Some families of missing persons have appealed to the government and humanitarian partners to support them.

South Sudan on Thursday commemorated the International Day of the Disappeared.

The day was supposed to be commemorated on 30th August but was postponed to Thursday September 30.

The International Day of the Disappeared (IDoD) is commemorated on August 30 of each year in honor of those who are missing because of armed conflict and violence, forced disappearances, natural disasters and migration.

The day also seeks to raise awareness of the situation of the families of the missing who wait for years in agony with little or no news on the fate and whereabouts of their loved ones.

They are often being unable to live their normal lives, struggling to heal from tremendous trauma with little or no support available.

In South Sudan, the day was marked in honor of thousands of South Sudanese citizens, who went missing because of conflicts and violence, forced disappearances, natural disasters, and migration.

One of the people who spoke of their missing persons is a 52-year old man whose wife and two children disappeared in 2008.

Gordon Bithok Bim says he separated with his family in 2008 when he was taken to new Kush for military training.

The ex-soldier stated that since then he never saw his children again.

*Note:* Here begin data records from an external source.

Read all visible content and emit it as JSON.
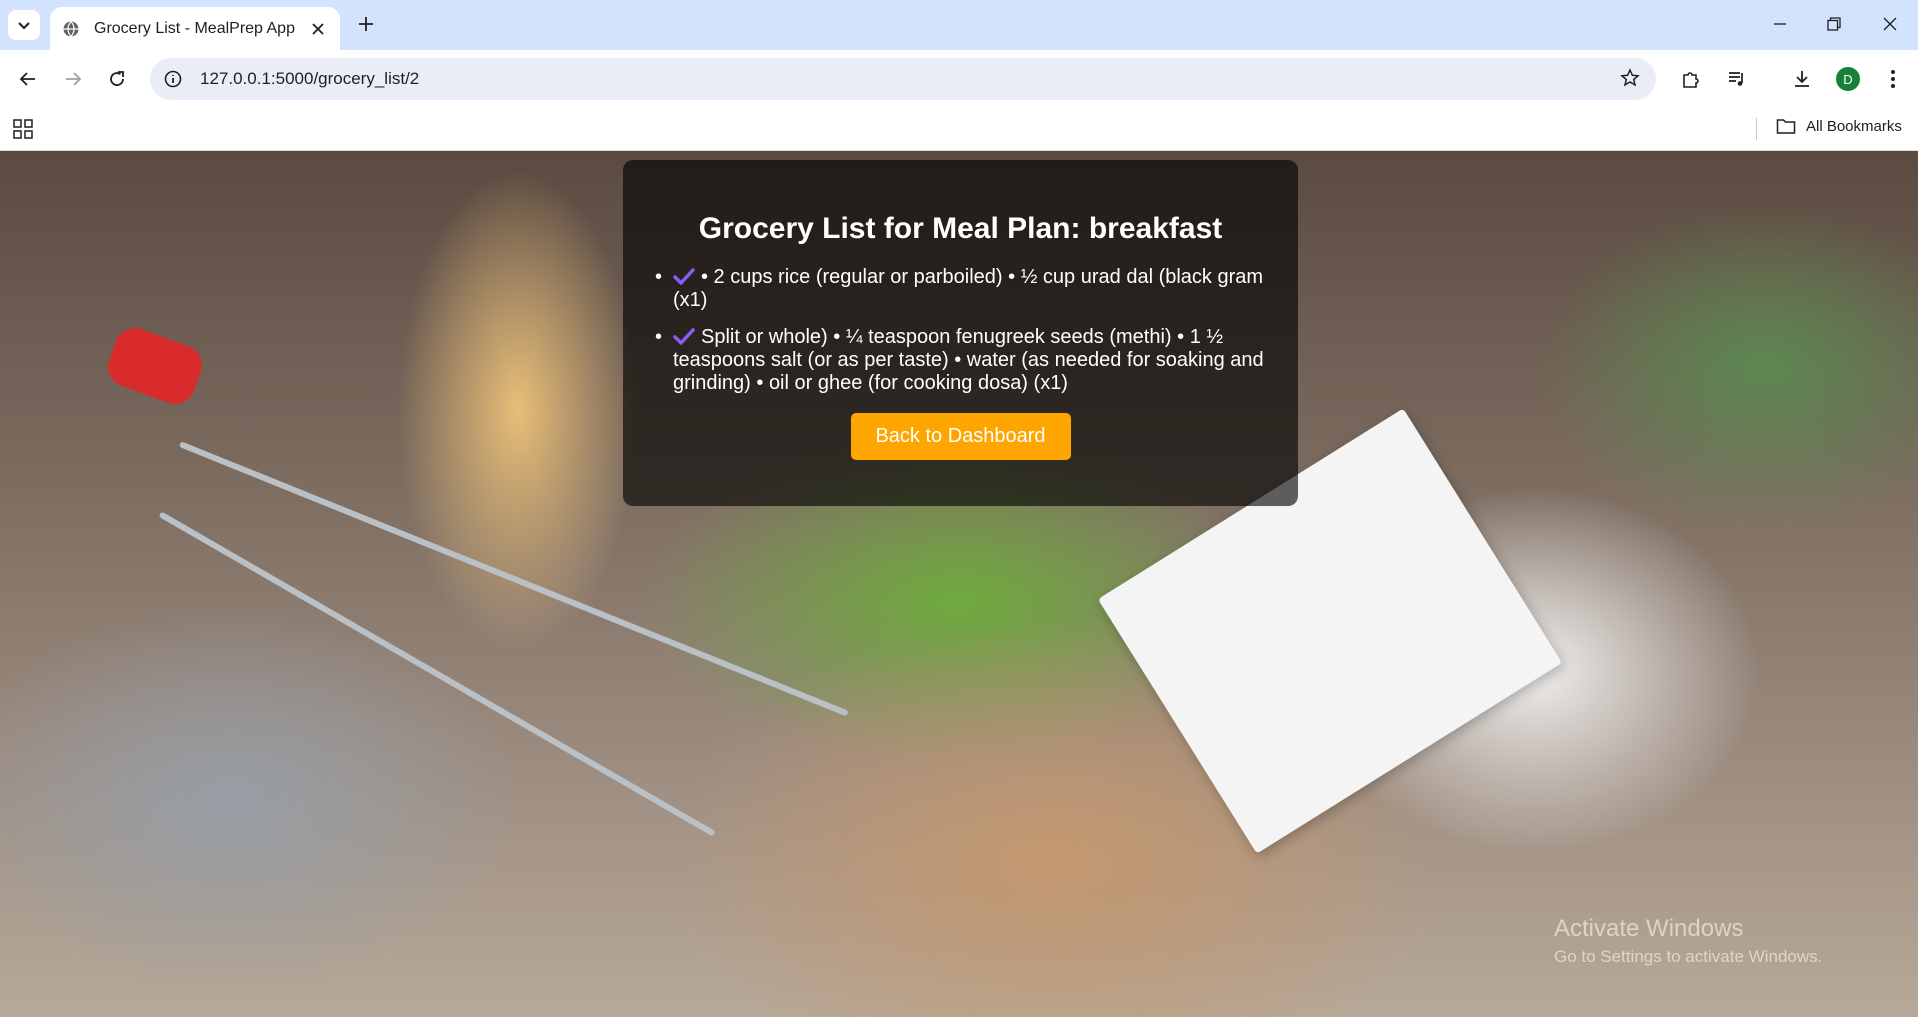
{
  "browser": {
    "tab_title": "Grocery List - MealPrep App",
    "url": "127.0.0.1:5000/grocery_list/2",
    "profile_initial": "D",
    "bookmarks_label": "All Bookmarks"
  },
  "page": {
    "title": "Grocery List for Meal Plan: breakfast",
    "items": [
      {
        "bullet": "•",
        "text": "• 2 cups rice (regular or parboiled) • ½ cup urad dal (black gram (x1)"
      },
      {
        "bullet": "•",
        "text": "Split or whole) • ¼ teaspoon fenugreek seeds (methi) • 1 ½ teaspoons salt (or as per taste) • water (as needed for soaking and grinding) • oil or ghee (for cooking dosa) (x1)"
      }
    ],
    "back_button": "Back to Dashboard"
  },
  "watermark": {
    "title": "Activate Windows",
    "subtitle": "Go to Settings to activate Windows."
  },
  "colors": {
    "button": "#ffa500",
    "check": "#8a5cf6",
    "tabbar": "#d3e3fd"
  },
  "icons": [
    "tab-search-icon",
    "globe-icon",
    "close-icon",
    "plus-icon",
    "minimize-icon",
    "restore-icon",
    "close-window-icon",
    "back-icon",
    "forward-icon",
    "reload-icon",
    "site-info-icon",
    "star-icon",
    "extensions-icon",
    "media-icon",
    "download-icon",
    "menu-icon",
    "apps-icon",
    "folder-icon",
    "check-icon"
  ]
}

“I lost track of my family after I was taken to the military training camp. I found that the Red Cross can do something. I tried through ICRC but never materialized,” Gordon said.

“The government cannot solve your problem, they only tell you to go and fight. There is no solution to our suffering. If you are disabled, no one cares about you.”

“After four months, the government will give you a one month salary. Can you really live or survive on the salary of one month that comes after four months without?”

For her part, Mary Jamba Benjamin says her son left her with two of his children 8 years ago and never return.

She added that looking after the children has become a burden on her.

“My son left two of his children under my care. I have been thinking a lot. Sometimes I tried other means but with no success,” Mary said.

“I don’t get help. My heart refused to settle down, thinking that my son is still alive, and hoping one day God will bring him home.”

ICRC reported that there are over 5,000 cases of disappearances and missing persons in South Sudan.

South Sudan joined the rest of the world and commemorated the International Day of the Victims of Enforced Disappearances.

The event was organized by the International Committee for Red Cross.